Layer 3 root-cause fix: DEFAULT_HEARTBEAT_EVERY was 600,000 minutes, not 600,000 ms

2026-05-05

gatewayinfra

What We Built

Changed DEFAULT_HEARTBEAT_EVERY from the bare numeric literal 600_000 to the duration string "10m". Adds a regression test that fails if the constant ever produces a duration > Node's MAX_TIMEOUT.

Why It Matters

This is the actual root-cause fix for the TimeoutOverflowWarning incident from earlier today. The Layer 2 clamp wrapper (PR #161, src/infra/timer-clamp.ts) stopped the warning spam and prevented Node's silent 1ms clamp from misfiring callbacks 800 times/sec. But the underlying scheduler was still requesting 36-billion-ms delays — Layer 2 just clamped them to 24.85 days, which is correct-but-not-intended. Layer 3 fixes the producer so the consumer never sees an absurd value.

How It Works

The DEFAULT_HEARTBEAT_EVERY constant is consumed by resolveHeartbeatIntervalMs in src/infra/heartbeat-runner.ts:227-254, which wraps the value in String(...) and passes it through parseDurationMs(value, { defaultUnit: "m" }). The default unit is minutes. So:

DEFAULT_HEARTBEAT_EVERY = 600_000 → String(600_000) = "600000" → no unit suffix → defaults to "m" → 600,000 minutes × 60,000 ms/min = 35,999,999,997 ms ≈ 416 days.
DEFAULT_HEARTBEAT_EVERY = "10m" → "10m" → explicit minutes suffix → 10 × 60,000 = 600,000 ms = 10 minutes.

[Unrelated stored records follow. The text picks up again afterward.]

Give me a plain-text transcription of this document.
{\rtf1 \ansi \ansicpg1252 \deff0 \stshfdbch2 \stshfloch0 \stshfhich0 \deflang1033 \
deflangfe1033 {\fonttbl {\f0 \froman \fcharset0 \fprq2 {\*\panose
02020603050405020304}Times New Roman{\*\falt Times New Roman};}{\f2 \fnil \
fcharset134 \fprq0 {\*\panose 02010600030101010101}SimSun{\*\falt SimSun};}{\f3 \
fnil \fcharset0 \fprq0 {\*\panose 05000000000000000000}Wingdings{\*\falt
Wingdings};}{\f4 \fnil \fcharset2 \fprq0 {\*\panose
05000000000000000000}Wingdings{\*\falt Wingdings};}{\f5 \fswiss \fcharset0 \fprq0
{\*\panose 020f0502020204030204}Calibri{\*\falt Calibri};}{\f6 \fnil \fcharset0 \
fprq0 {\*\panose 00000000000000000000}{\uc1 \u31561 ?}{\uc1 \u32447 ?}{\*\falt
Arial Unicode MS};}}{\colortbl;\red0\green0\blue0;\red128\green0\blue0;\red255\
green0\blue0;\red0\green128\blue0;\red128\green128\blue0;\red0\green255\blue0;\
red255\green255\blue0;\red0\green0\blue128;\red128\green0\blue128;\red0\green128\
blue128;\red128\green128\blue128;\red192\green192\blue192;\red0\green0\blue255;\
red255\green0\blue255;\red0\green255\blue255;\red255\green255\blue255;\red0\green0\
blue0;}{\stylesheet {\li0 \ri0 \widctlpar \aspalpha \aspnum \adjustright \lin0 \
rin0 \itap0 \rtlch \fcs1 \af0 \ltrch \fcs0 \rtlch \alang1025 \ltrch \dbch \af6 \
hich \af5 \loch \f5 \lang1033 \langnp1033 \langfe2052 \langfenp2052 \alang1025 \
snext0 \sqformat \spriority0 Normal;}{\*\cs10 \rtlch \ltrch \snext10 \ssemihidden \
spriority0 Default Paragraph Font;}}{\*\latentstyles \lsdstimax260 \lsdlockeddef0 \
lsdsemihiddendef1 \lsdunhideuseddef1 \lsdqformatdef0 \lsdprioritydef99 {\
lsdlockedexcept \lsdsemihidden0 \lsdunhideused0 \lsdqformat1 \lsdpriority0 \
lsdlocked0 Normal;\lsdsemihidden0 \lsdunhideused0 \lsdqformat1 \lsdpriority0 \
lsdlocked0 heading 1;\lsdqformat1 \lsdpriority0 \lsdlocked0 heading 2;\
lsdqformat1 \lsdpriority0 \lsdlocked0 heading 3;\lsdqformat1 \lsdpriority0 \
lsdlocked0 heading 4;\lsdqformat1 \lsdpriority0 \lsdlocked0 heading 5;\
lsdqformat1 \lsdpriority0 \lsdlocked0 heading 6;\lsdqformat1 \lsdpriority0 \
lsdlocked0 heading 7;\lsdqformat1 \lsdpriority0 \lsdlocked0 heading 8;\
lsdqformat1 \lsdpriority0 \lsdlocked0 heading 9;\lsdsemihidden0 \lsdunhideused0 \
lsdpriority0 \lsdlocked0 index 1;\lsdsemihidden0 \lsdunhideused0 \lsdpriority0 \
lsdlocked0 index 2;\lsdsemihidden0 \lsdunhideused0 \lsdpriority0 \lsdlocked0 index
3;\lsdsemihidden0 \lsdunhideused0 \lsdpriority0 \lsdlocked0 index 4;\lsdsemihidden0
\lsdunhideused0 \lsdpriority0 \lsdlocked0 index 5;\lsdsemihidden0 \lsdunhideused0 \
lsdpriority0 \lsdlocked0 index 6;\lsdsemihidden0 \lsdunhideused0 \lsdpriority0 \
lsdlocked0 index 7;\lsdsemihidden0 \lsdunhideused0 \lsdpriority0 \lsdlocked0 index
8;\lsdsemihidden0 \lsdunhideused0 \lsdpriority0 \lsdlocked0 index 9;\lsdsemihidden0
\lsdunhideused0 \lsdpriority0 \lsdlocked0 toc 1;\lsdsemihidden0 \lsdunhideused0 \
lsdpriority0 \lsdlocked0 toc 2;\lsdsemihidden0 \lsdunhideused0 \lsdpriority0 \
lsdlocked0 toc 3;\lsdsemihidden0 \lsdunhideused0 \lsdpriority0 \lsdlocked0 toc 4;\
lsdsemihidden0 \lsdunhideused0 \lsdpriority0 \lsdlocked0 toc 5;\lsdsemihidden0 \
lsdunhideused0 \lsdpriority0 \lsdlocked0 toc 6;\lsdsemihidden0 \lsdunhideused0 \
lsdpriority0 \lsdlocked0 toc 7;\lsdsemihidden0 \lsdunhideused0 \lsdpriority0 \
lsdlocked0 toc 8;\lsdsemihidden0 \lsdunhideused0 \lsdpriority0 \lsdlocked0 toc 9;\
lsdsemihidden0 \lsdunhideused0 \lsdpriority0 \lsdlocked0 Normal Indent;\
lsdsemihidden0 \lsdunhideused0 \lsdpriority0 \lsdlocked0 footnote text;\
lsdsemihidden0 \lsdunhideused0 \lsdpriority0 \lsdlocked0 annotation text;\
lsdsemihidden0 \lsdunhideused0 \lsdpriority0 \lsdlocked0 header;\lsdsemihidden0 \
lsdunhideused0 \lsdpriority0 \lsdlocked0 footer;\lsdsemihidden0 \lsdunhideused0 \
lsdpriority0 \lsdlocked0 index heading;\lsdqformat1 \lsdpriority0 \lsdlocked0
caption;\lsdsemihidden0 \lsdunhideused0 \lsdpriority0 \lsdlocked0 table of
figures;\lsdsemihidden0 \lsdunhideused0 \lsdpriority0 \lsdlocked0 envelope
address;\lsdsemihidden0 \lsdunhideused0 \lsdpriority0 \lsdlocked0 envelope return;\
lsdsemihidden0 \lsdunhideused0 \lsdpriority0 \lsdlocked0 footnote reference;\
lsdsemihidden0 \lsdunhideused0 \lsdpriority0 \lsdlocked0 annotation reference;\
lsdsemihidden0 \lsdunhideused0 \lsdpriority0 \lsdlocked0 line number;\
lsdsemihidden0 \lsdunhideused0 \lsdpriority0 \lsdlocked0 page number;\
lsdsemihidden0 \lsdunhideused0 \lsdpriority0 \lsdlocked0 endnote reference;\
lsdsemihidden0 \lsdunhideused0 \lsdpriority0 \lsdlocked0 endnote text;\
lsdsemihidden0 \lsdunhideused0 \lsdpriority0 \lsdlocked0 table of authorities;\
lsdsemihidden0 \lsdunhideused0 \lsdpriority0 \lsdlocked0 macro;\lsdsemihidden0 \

The producer (the constant) and consumer (the parser) had a units contract mismatch. The producer assumed bare numbers are milliseconds; the consumer assumed bare numbers are minutes. Storing the value as a string with explicit unit suffix removes the ambiguity entirely.

The Numbers

The Layer 2 timer-clamp diagnostic surfaced exactly one call-site stack signature in production after deployment:

wrappedSetTimeout → scheduleNext → updateConfig → startHeartbeatRunner → startGatewayServer

with intervalMs: 36000000000 logged at heartbeat boot. Decoding 36000000000 / 60000 = 600000 minutes pointed directly at the constant.

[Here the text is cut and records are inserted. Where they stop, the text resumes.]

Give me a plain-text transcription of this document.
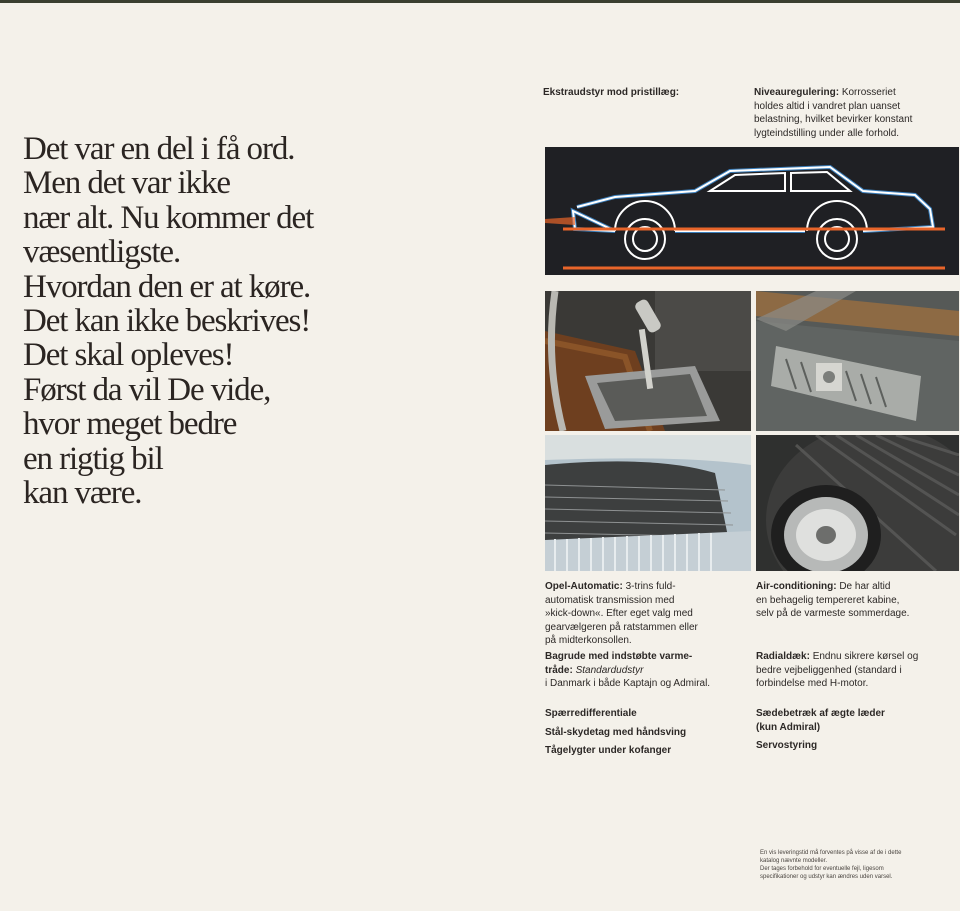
Det var en del i få ord.
Men det var ikke
nær alt. Nu kommer det
væsentligste.
Hvordan den er at køre.
Det kan ikke beskrives!
Det skal opleves!
Først da vil De vide,
hvor meget bedre
en rigtig bil
kan være.
Ekstraudstyr mod pristillæg:	Niveauregulering: Korrosseriet
holdes altid i vandret plan uanset
belastning, hvilket bevirker konstant
lygteindstilling under alle forhold.
Opel-Automatic: 3-trins fuld-
automatisk transmission med
»kick-down«. Efter eget valg med
gearvælgeren på ratstammen eller
på midterkonsollen.
Bagrude med indstøbte varme-
tråde: Standardudstyr
i Danmark i både Kaptajn og Admiral.
Air-conditioning: De har altid
en behagelig tempereret kabine,
selv på de varmeste sommerdage.
Radialdæk: Endnu sikrere kørsel og
bedre vejbeliggenhed (standard i
forbindelse med H-motor.
Spærredifferentiale
Stål-skydetag med håndsving
Tågelygter under kofanger
Sædebetræk af ægte læder
(kun Admiral)
Servostyring
En vis leveringstid må forventes på visse af de i dette
katalog nævnte modeller.
Der tages forbehold for eventuelle fejl, ligesom
specifikationer og udstyr kan ændres uden varsel.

Time from PR #161 merge → ECS deploy → diagnostic surfacing → root-cause identification: ~30 minutes, with one ECS exec to read the file logger inside a running container. This is exactly the workflow the Layer 2 design intended.

Competitive Edge

Demonstrates the value of the timer-clamp wrapper's diagnostic mode: a real correctness bug (an agent scheduler that was supposed to fire every 10 minutes was instead being scheduled 14 months out and rescuing itself via Node's silent 1ms clamp) was identified and fixed within an hour of the symptomatic cost spike, despite the underlying bug having existed unnoticed for a long time. The clamp wrapper not only stopped the cost bleed — it gave us the exact line to fix.

Lockstep Checklist

> _You MUST check these boxes [x] and verify the corresponding files are updated BEFORE committing this log._

[x] API routes — N/A (config-only change, no new routes)
[x] TypeScript SDK — N/A
[x] Python SDK — N/A
[x] MCP tools — N/A
[x] Tests — src/auto-reply/heartbeat.test.ts (2 tests: regression cap + 10-minute exact value)
[x] Docs — this ship-log entry
[x] Verification — local test suite green; will verify in production by sampling the timer-clamp diagnostic file post-deploy and confirming no intervalMs: 36000000000 log line on heartbeat boot

Why The Old Comment Is Misleading

The file src/auto-reply/heartbeat.ts opens with // Stub: heartbeat not needed in service orchestration. This comment is wrong — the heartbeat IS active in production (we observed it firing in the gateway boot logs). The comment was probably true at some prior simplification but the constant kept getting pulled in. Future cleanup: either remove the comment or actually disable heartbeats by default if that's the intent. Out of scope for this PR.